What are the implications of a post truth world? The Dhillon Centre is pleased to be hosting a research talk by Dr. Daniel Effron, Associate Professor of Organisational Behaviour at the London Business School, who will be joined by discussant Dr. Karl Aquino, Richard Poon Professor of Organizations and Society at UBC Sauder School of Business.
According to some pundits, we live in a post-truth world, surrounded by fake news, “alternative facts,” conspiracy theories, and dishonesty leaders. One risk of such misinformation is that people will believe it. This talk examines a different risk: that people will sometimes judge misinformation morally permissible even though they do not believe it. As a result, they may be less likely to hold its purveyors accountable and more likely to spread it themselves. I argue that even when people recognize misinformation as false, they will judge it as less unethical to spread if feels intuitively “truthy.” The talk will focus on two psychological factors that increase “truthiness” and shape moral judgments of misinformation in business, politics, and social media: imagination and repetition.
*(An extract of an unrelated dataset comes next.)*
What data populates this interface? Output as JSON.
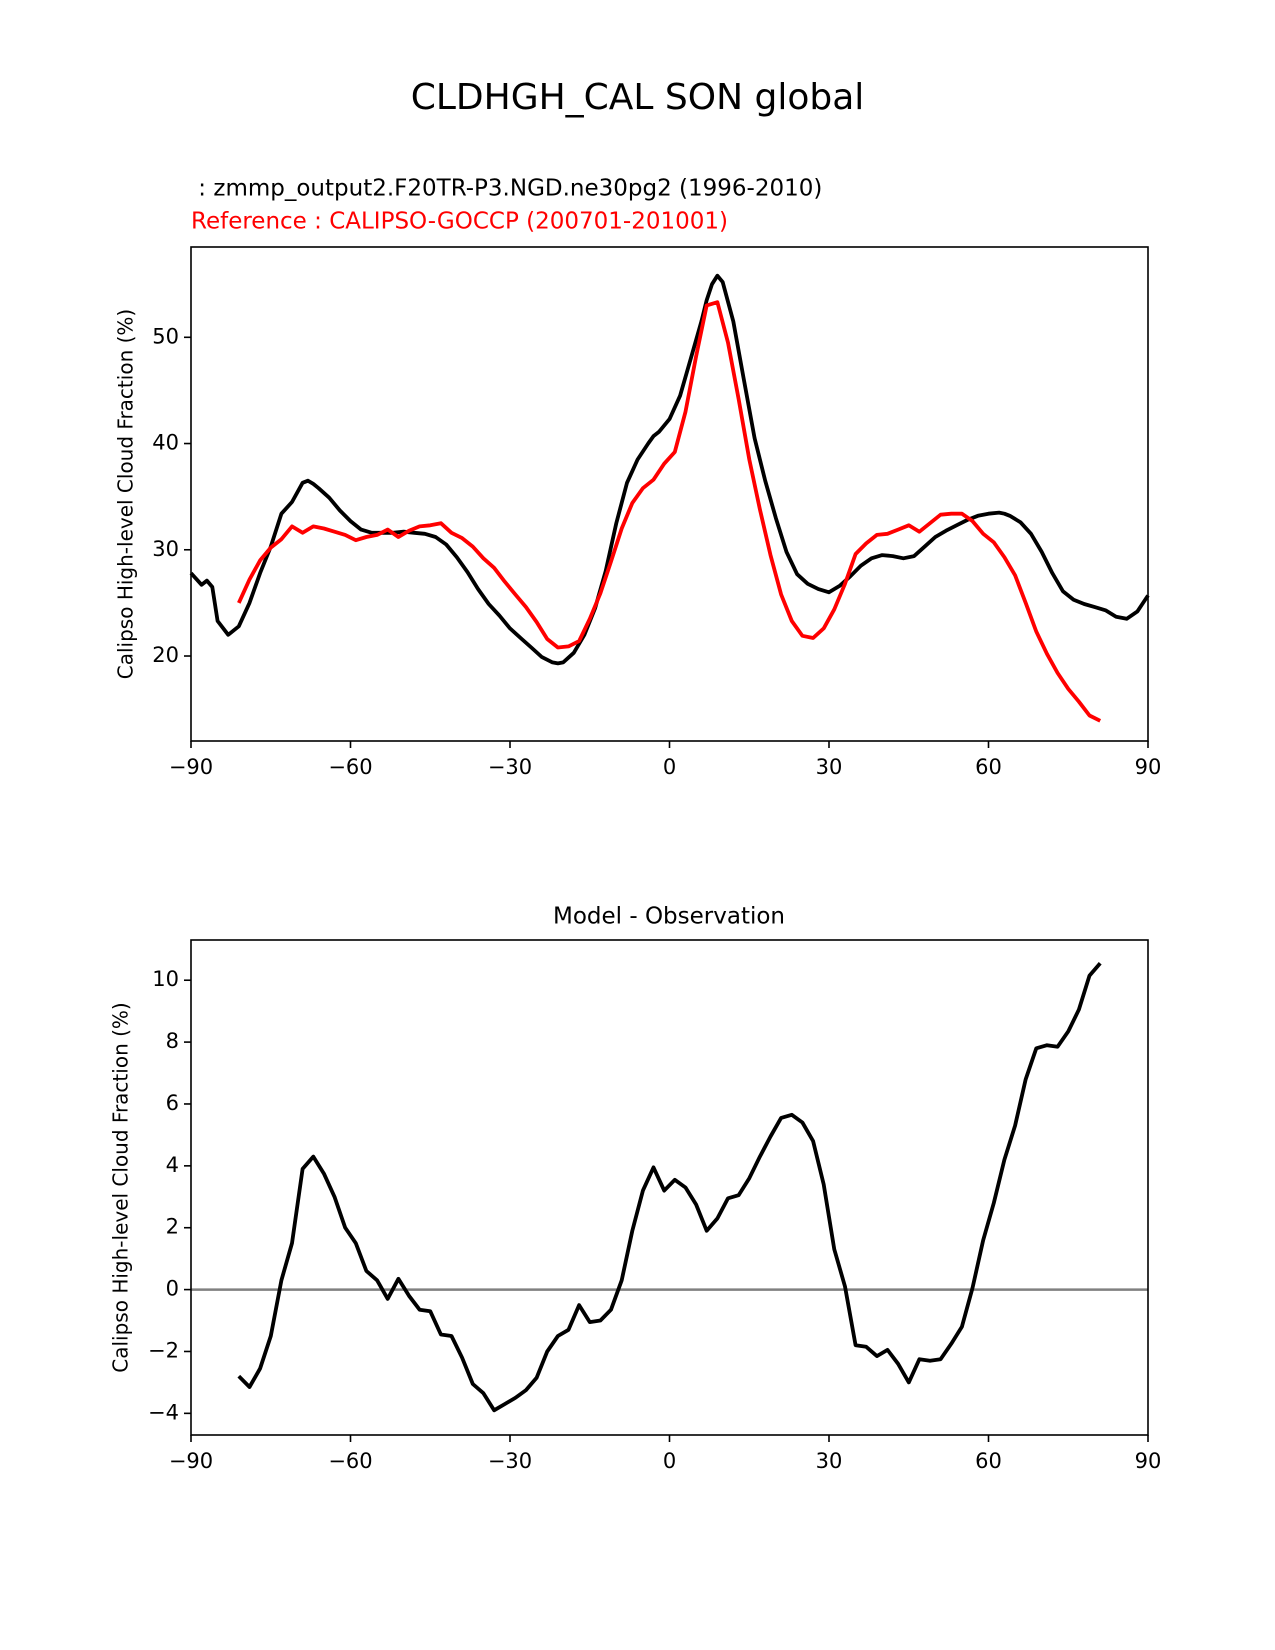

A first set of experiments shows that known falsehoods receive less moral condemnation when people imagine how they might become true if circumstances change, or could have been true if circumstances had been different. These effects were particularly pronounced when people were motivated to excuse the falsehoods. A second set of experiments shows that repeatedly encountering the same fake-news article reduces the moral condemnation it receives – even when people know it is fake. Interventions that increase deliberative thinking have potential to reduce these effects, according to preliminary evidence. I will discuss implications for navigating the post-truth world.
Speakers
- Daniel Effron is an Associate Professor of Organisational Behaviour at London Business School. Previously, he taught at the Kellogg School of Management at Northwestern University, and was a fellow of the Edmond J. Safra Center for Ethics at Harvard University. He earned a Ph.D. in social psychology from Stanford University, and a B.A. in psychology from Yale University (magna cum laude). His research examines the psychological processes that allow people to act unethically without feeling unethical. He also researches how people form judgments of others' wrongdoing. His work has appeared in such scholarly publications as Journal of Personality and Social Psychology, Psychological Science, Organizational Behavior and Human Decision Processes, Journal of Experimental Social Psychology, Personality and Social Psychology Bulletin, and Journal of Consumer Research, and has been featured in such popular media outlets as the New York Times, the Washington Post, the Los Angeles Times, The Atlantic, and BBC News. Named one of the "Best 40 Business Professors Under 40" by Poets & Quants, he has been honored with teaching awards from the MBA classes of 2015 and 2020 at London Business School, and a Dissertation Research Award from the American Psychological Association.
- Karl Aquino is the Richard Poon Professor of Organizations and Society in the Marketing and Behavioural Science Division at the UBC Sauder School of Business.